A total of 201 patients were studied consisting of ninety-four (94) patients with cytopenia and 107 with no cytopenia. Among the entire population, males were 52, and 42% were aged 36-50 years. Sex, age, marital status, occupation and education level were similar between the cytopenia and no cytopenia groups. Among the 201 patients, 70% had symptoms for > 12 months before diagnosis, 78.6% had B symptoms at baseline, 80% had a moderate splenomegaly at baseline. Among patients with cytopenia, 40 and 37.4% developed cytopenia within 3 months and 3-6 months respectively after imatinib initiation. Baseline neutrophilia, neutropenia, anaemia, thrombocytosis, thrombocytopenia was found in 68, 11, 11, 23.5 and 11% respectively. Baseline hemoglobin, neutrophil and platelet level were significantly different between the cytopenia and the no cytopenia group. On univariable analysis, baseline anemia with hb < 7.9 g/dL (p = 0.002), neutropenia (p = 0.001), neutrophilia > 100,000/mm (p = 0.002) and thrombocytopenia (p = 0.001) increased the odds of developing cytopenia. On multivariable analysis, baseline anaemia (p value < 0.002), neutropenia (p value < 0.001), thrombocytopenia (p value, < 0.001) and thrombocytosis (p value, 0.033) increased the odds of developing cytopenia.

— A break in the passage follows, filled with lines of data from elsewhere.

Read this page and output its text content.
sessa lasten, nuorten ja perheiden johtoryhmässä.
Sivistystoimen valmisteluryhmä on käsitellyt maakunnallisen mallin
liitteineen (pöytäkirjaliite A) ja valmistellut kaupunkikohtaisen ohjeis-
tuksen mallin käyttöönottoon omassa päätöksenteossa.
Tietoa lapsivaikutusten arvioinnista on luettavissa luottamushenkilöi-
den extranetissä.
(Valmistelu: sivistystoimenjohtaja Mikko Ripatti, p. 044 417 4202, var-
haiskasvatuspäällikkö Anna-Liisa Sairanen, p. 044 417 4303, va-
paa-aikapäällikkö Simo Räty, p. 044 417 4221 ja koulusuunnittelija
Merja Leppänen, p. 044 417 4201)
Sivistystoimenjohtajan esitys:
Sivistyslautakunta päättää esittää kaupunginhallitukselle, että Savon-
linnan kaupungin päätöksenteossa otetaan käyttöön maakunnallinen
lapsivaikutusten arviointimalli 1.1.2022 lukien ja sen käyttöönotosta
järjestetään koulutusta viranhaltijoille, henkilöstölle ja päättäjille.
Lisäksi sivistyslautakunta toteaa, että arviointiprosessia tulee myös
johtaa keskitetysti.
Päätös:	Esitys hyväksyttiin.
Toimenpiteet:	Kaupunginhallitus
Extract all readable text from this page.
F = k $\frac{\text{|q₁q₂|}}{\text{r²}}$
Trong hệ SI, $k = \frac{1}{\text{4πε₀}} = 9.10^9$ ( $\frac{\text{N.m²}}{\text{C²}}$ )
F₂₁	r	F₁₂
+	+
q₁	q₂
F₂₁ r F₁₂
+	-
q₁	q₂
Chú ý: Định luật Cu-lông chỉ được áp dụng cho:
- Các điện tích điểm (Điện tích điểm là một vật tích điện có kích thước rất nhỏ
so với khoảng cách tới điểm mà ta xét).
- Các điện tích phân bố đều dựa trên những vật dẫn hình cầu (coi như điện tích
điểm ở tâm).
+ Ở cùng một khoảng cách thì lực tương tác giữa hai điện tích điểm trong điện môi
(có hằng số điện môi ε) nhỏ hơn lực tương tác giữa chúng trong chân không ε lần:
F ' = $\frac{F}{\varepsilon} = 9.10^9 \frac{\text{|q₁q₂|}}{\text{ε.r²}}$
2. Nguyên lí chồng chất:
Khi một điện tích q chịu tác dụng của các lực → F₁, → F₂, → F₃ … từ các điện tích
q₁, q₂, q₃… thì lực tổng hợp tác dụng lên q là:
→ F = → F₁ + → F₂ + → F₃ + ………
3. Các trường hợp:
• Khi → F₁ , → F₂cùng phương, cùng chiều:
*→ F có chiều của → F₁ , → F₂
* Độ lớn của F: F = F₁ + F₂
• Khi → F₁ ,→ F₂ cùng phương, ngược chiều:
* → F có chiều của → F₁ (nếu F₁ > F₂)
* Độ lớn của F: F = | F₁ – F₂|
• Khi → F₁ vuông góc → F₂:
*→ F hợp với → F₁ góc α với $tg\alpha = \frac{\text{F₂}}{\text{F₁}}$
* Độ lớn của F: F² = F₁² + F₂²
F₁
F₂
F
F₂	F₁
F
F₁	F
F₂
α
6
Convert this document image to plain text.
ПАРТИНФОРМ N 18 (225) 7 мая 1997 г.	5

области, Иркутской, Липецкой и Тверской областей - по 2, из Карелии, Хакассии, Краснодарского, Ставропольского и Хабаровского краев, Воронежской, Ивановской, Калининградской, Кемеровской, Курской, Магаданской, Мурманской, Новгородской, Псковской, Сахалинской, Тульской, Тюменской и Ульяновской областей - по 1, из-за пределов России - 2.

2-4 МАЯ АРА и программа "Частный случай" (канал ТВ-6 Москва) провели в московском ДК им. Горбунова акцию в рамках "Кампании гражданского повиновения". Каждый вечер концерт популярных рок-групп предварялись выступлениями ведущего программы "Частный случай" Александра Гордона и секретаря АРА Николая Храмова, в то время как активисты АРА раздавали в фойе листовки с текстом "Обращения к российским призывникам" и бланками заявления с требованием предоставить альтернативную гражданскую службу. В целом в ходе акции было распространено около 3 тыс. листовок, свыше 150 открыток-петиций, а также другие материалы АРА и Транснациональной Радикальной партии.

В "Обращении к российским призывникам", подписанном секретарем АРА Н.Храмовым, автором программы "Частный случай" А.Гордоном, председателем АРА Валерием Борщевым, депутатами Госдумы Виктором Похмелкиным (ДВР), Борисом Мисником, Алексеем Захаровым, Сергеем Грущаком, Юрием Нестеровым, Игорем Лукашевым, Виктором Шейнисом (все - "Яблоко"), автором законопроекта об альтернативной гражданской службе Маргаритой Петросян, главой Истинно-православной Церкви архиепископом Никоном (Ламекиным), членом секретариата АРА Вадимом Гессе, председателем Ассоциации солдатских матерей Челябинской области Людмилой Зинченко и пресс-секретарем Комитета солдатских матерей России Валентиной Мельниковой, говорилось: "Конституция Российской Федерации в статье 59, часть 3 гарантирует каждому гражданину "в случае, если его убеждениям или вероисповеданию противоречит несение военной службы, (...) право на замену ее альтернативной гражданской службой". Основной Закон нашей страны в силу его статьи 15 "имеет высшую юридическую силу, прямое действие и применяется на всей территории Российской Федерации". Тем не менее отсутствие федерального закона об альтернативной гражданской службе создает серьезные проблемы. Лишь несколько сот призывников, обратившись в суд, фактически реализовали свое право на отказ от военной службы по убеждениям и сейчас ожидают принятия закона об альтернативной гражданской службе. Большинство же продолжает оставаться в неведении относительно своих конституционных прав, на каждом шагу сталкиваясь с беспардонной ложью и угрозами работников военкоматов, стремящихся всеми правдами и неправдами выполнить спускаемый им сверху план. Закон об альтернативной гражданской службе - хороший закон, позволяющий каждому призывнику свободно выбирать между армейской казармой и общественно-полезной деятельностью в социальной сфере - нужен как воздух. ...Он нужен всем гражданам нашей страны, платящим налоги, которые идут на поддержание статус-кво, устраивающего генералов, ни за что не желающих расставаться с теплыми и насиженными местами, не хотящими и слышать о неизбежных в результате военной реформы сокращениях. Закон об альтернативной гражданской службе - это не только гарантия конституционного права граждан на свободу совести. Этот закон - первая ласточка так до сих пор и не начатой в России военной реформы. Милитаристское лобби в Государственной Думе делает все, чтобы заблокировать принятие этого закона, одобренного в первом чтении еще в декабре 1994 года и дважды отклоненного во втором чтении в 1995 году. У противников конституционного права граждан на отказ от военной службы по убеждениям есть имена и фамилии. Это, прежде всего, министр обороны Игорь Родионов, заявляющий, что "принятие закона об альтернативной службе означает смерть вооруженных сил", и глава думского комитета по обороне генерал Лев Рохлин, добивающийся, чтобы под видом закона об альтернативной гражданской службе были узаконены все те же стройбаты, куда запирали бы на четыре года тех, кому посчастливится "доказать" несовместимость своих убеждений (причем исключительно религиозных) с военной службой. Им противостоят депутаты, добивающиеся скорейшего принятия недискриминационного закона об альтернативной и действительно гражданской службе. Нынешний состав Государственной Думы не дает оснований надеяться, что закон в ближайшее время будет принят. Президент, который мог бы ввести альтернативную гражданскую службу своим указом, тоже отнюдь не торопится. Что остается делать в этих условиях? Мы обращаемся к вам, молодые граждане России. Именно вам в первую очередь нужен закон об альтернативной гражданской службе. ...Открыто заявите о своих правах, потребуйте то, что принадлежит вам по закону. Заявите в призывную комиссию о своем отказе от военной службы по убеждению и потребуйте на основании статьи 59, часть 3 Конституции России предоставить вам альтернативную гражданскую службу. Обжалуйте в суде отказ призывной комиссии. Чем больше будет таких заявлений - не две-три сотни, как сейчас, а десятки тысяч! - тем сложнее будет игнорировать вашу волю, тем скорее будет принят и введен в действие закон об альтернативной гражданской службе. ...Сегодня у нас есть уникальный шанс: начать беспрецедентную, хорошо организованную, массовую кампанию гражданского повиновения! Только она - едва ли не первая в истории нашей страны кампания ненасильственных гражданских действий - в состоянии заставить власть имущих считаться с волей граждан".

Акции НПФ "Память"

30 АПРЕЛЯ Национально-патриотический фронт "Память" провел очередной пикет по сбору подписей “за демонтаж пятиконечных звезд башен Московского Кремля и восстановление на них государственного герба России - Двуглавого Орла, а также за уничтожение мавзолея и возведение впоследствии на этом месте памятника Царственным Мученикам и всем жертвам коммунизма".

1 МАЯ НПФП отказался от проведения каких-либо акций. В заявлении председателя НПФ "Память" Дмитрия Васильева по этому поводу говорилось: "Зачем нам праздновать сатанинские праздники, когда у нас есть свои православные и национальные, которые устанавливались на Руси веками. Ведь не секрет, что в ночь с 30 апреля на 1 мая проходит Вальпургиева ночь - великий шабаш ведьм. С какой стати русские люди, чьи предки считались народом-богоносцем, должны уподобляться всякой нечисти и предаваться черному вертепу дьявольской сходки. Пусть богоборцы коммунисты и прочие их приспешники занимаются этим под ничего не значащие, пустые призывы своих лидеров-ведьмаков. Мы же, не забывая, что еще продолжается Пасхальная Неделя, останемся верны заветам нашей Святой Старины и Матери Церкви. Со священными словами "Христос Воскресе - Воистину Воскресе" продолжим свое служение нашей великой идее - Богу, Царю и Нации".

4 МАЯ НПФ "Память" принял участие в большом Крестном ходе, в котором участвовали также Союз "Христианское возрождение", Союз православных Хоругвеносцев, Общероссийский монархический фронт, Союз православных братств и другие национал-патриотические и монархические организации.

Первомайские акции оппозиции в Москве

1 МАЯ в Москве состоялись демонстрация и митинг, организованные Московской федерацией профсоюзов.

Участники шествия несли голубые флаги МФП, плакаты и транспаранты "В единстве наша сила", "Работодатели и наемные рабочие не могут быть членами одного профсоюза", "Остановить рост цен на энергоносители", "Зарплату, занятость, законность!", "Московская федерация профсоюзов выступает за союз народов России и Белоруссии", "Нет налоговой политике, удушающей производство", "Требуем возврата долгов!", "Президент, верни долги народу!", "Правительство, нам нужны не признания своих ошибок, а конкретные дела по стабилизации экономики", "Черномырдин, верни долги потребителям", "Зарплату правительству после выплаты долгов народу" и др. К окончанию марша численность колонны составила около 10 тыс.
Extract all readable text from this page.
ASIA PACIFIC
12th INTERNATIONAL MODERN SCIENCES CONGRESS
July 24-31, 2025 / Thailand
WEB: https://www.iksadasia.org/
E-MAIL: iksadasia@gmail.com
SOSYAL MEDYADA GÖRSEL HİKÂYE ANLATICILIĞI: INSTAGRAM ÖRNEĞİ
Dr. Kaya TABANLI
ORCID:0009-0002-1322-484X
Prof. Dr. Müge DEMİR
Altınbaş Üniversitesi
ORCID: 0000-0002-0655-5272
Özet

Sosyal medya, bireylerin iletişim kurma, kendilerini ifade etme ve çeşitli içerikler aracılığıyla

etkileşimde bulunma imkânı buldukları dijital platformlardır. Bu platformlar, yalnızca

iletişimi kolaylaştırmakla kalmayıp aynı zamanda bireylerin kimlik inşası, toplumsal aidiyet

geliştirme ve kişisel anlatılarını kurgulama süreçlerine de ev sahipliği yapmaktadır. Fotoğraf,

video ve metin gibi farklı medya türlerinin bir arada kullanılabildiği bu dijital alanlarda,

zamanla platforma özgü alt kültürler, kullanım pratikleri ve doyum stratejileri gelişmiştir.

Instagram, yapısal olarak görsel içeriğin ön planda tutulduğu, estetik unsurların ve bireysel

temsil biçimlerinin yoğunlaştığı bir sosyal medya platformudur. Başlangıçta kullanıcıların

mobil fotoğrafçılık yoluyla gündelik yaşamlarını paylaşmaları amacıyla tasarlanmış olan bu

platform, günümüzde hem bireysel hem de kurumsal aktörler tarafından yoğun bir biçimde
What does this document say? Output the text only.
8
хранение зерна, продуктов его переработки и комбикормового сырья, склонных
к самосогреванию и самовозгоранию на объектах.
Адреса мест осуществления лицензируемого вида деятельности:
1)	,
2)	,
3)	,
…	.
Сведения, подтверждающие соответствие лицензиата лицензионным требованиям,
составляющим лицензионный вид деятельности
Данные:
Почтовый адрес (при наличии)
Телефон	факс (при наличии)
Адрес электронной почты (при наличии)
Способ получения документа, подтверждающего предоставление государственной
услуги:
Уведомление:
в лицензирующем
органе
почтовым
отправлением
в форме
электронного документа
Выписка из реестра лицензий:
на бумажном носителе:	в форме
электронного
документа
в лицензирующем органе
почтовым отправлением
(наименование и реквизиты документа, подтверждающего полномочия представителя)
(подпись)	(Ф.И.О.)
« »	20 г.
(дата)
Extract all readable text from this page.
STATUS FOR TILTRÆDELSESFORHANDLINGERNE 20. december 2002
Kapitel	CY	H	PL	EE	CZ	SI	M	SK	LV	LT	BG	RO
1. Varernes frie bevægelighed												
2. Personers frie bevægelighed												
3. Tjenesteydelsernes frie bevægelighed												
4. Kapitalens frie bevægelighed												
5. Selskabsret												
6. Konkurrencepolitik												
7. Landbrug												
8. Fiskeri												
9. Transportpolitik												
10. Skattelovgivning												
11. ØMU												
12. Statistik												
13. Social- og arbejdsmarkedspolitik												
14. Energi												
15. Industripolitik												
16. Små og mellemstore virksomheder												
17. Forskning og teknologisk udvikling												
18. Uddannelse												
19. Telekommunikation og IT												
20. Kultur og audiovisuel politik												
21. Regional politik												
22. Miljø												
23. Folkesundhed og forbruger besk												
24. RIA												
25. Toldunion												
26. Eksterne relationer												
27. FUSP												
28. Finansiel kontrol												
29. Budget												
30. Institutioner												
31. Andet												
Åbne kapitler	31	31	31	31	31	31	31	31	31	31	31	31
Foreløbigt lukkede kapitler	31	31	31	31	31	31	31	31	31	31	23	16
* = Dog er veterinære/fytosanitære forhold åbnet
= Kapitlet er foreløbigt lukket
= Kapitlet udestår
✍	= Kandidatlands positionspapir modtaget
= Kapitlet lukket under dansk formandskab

Odds of cytopenia were higher in presence of baseline cytopenia and thrombocytosis. Clinicians should have a high index of suspicion for these patients.
伊马替尼是治疗费城阳性慢性髓性白血病(CML)所有阶段的金标准。在治疗过程中,患者可能会出现细胞减少症。我们旨在研究内罗毕医院的基线特征和与细胞减少症相关的因素。
这是一项回顾性病例对照研究,纳入了 2007 年至 2015 年期间在 Glivec 国际患者准入计划(GIPAP)诊所接受随访的年龄≥18 岁的患者。病例组为接受伊马替尼治疗且出现细胞减少症的 CML 患者。对照组为接受伊马替尼治疗且未发生细胞减少症的 CML 患者。从患者档案中检索基线社会人口统计学、临床、血液学和分子数据。使用卡方检验或 Fisher 精确检验分析细胞减少症与无细胞减少症之间的差异。采用二元逻辑回归分析确定关系。进行单变量和多变量分析,以确定细胞减少症的独立预测因素。给出了优势比(OR),包括 95%置信区间和相应的 P 值。
共研究了 201 名患者,其中 94 名患者出现细胞减少症,107 名患者无细胞减少症。在整个人群中,男性为 52 人,42%年龄在 36-50 岁之间。细胞减少症和无细胞减少症组之间的性别、年龄、婚姻状况、职业和教育水平相似。在 201 名患者中,70%在诊断前有>12 个月的症状,78.6%在基线时有 B 症状,80%在基线时有中度脾肿大。在出现细胞减少症的患者中,分别有 40%和 37.4%在伊马替尼治疗开始后 3 个月和 3-6 个月内出现细胞减少症。基线中性粒细胞增多、中性粒细胞减少症、贫血、血小板增多、血小板减少症分别为 68%、11%、11%、23.5%和 11%。细胞减少症组和无细胞减少症组之间的基线血红蛋白、中性粒细胞和血小板水平存在显著差异。单变量分析显示,基线贫血伴 Hb<7.9 g/dL(p=0.002)、中性粒细胞减少症(p=0.001)、中性粒细胞>100,000/mm(p=0.002)和血小板减少症(p=0.001)增加了发生细胞减少症的几率。多变量分析显示,基线贫血(p 值<0.002)、中性粒细胞减少症(p 值<0.001)、血小板减少症(p 值<0.001)和血小板增多症(p 值=0.033)增加了发生细胞减少症的几率。
基线时存在细胞减少症和血小板增多症的患者发生细胞减少症的几率更高。临床医生应高度怀疑这些患者。